Relative frequency of words from multiple text files

Hi guys, I hope you can help me with my problem:

We have multiple text files with german text inside, what we need is the relative frequency of certain words in the text e.g the relative frequency of an STTS-class like CARD or VV-IMP etc and we want the result (the rel. frequency of the text or the texts ) to be shown in one single row. 

We tested around with the different knime moduls and filters but so far the results are not satisfying (screenshot 1). 

 

Maybe another example to describe our goal: 

Beispiel: Upload 6 files; process it; the result is a table in which the relative frequency of words from one or several STTS-Classes is shown for each file. For each file, all the chosen tag-classes should be listed in one row  

 

So if someone knows what we are doing wrong, respectively doing right or what we have to insert/change in order to get the result we need, I/we would be really happy!

 

so thanks in advance :)

 

 

Hello Knimero11,

A combination of Loops and the GroupBy node should do the job. With loops you can execute one file at the time, calc the statistics, then put them into one file. The GroupBy allows you to pack all results of a file into one row.

Best,
Ferry

Hi ferry,

first of all, thanks for your response! 

Could you maybe explain me in detail which Loop- groupBy combination I should use ? Since there are quite a lot of loops and I still haven't bring it to work. I'm testing around with the different nodes for quite some time now, but there is still not the solution in view. Sry, maybe the solution is very easy but at the moment there is no signt to solve it by myself any time soon. 

Thanks again for your help,

greetings

Hi Knimero,

this depends on the structure of your txt files. If you have simple txt files (not csv formatted) containing text the Flat File Document Parser is the node to start with. This node reads all files in the specified dir. The file name is set as meta information which can be extracted later on.

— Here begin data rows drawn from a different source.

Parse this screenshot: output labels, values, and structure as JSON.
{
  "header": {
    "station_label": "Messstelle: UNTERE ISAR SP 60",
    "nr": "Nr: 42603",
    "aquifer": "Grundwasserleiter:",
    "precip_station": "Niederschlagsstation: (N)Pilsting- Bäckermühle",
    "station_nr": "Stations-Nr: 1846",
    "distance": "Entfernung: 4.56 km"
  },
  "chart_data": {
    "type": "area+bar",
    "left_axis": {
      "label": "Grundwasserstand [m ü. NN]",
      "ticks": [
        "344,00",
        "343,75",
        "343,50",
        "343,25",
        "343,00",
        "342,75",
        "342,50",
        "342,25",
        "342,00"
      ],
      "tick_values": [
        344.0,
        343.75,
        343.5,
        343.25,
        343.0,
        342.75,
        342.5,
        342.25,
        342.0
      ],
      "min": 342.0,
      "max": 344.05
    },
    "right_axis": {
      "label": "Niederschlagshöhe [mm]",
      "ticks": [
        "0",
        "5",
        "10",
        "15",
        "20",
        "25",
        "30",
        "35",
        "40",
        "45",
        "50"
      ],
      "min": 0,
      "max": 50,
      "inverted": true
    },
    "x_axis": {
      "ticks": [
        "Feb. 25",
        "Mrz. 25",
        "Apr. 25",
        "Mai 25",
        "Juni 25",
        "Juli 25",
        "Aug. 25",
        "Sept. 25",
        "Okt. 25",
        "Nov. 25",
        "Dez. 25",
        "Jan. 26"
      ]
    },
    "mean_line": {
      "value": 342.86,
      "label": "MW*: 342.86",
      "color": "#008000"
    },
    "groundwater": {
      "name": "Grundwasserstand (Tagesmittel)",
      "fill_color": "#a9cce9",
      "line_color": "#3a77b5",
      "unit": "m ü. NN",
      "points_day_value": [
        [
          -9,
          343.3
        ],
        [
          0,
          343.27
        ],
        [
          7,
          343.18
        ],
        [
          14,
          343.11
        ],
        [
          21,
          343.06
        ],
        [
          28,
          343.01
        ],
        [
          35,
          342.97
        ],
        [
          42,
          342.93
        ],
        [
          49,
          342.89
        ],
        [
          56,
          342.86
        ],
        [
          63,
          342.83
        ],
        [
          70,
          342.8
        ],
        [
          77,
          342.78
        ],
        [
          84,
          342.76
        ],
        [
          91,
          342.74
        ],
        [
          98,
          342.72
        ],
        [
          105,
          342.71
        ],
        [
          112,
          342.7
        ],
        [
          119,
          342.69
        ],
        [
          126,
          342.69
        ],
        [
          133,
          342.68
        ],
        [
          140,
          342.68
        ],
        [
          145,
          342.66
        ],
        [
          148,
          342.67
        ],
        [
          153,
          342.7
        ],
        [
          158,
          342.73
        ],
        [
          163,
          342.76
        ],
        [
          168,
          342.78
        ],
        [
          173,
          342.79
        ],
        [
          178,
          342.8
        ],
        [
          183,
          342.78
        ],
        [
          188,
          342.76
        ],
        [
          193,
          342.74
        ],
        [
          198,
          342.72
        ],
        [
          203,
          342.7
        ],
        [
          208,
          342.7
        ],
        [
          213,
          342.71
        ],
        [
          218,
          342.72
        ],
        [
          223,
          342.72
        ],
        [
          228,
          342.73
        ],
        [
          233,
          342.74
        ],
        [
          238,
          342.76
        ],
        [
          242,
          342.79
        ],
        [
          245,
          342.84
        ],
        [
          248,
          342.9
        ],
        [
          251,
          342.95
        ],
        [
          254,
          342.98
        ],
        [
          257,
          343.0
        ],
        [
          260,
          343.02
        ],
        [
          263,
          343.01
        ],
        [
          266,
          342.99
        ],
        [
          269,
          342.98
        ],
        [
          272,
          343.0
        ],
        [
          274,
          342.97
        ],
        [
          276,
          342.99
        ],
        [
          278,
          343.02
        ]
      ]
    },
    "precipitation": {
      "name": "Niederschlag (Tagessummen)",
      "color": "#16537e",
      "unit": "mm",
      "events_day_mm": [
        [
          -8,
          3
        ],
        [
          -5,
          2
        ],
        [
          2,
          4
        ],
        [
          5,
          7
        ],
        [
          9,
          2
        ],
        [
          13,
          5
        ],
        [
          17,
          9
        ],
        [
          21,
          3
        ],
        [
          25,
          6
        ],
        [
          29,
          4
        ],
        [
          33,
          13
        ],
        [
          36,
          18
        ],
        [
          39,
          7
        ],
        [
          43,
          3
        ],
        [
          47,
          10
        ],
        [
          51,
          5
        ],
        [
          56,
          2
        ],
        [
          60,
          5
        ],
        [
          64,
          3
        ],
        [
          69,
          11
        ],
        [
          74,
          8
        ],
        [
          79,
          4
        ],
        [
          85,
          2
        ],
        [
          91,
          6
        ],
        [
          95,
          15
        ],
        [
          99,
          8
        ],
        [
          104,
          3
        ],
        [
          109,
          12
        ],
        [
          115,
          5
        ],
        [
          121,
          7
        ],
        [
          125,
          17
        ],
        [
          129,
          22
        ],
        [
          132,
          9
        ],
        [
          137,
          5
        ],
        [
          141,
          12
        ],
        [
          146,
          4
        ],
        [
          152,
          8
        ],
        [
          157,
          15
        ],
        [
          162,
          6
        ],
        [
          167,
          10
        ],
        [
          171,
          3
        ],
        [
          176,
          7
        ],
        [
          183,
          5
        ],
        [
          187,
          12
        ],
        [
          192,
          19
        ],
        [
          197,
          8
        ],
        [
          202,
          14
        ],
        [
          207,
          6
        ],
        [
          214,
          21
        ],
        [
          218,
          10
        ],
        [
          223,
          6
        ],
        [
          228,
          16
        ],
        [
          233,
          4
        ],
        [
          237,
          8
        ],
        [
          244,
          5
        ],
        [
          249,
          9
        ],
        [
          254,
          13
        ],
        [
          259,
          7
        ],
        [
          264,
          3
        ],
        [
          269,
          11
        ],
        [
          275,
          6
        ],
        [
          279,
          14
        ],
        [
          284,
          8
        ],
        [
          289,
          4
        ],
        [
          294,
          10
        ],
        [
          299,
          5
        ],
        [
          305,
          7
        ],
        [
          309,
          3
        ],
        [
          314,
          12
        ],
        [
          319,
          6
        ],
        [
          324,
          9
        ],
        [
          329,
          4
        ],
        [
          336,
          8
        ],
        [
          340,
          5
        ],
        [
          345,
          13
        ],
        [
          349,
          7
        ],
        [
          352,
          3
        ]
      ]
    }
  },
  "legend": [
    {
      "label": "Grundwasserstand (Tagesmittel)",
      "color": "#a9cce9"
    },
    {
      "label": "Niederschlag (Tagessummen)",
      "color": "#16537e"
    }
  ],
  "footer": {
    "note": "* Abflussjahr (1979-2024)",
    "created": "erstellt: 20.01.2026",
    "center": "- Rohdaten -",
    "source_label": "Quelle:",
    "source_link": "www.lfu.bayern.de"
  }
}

Next use the Stanford Tagger, STTS Filter, Bag of Words, TF (absolute), Tags to String (extract tags), GroupBy (Tags & Document) (resulting in one row per tag and doc.) (as aggregation sum over abs TF). Remember, each file is one document.

In a parallel branch GroupBy by documents, sum over TF abs. Join sum (total TF abs) to other table (by document). Use Math Formula to divide first sum by total TF abs to get TF rel of specific tag.

Finally use Pivoting node, group by document (which is file), use tag strings as pivots.

I hope this helps.

Cheers, Kilian

Hi Kilian,

could you send a workflow example/screenshot please?

Thanks, Manuela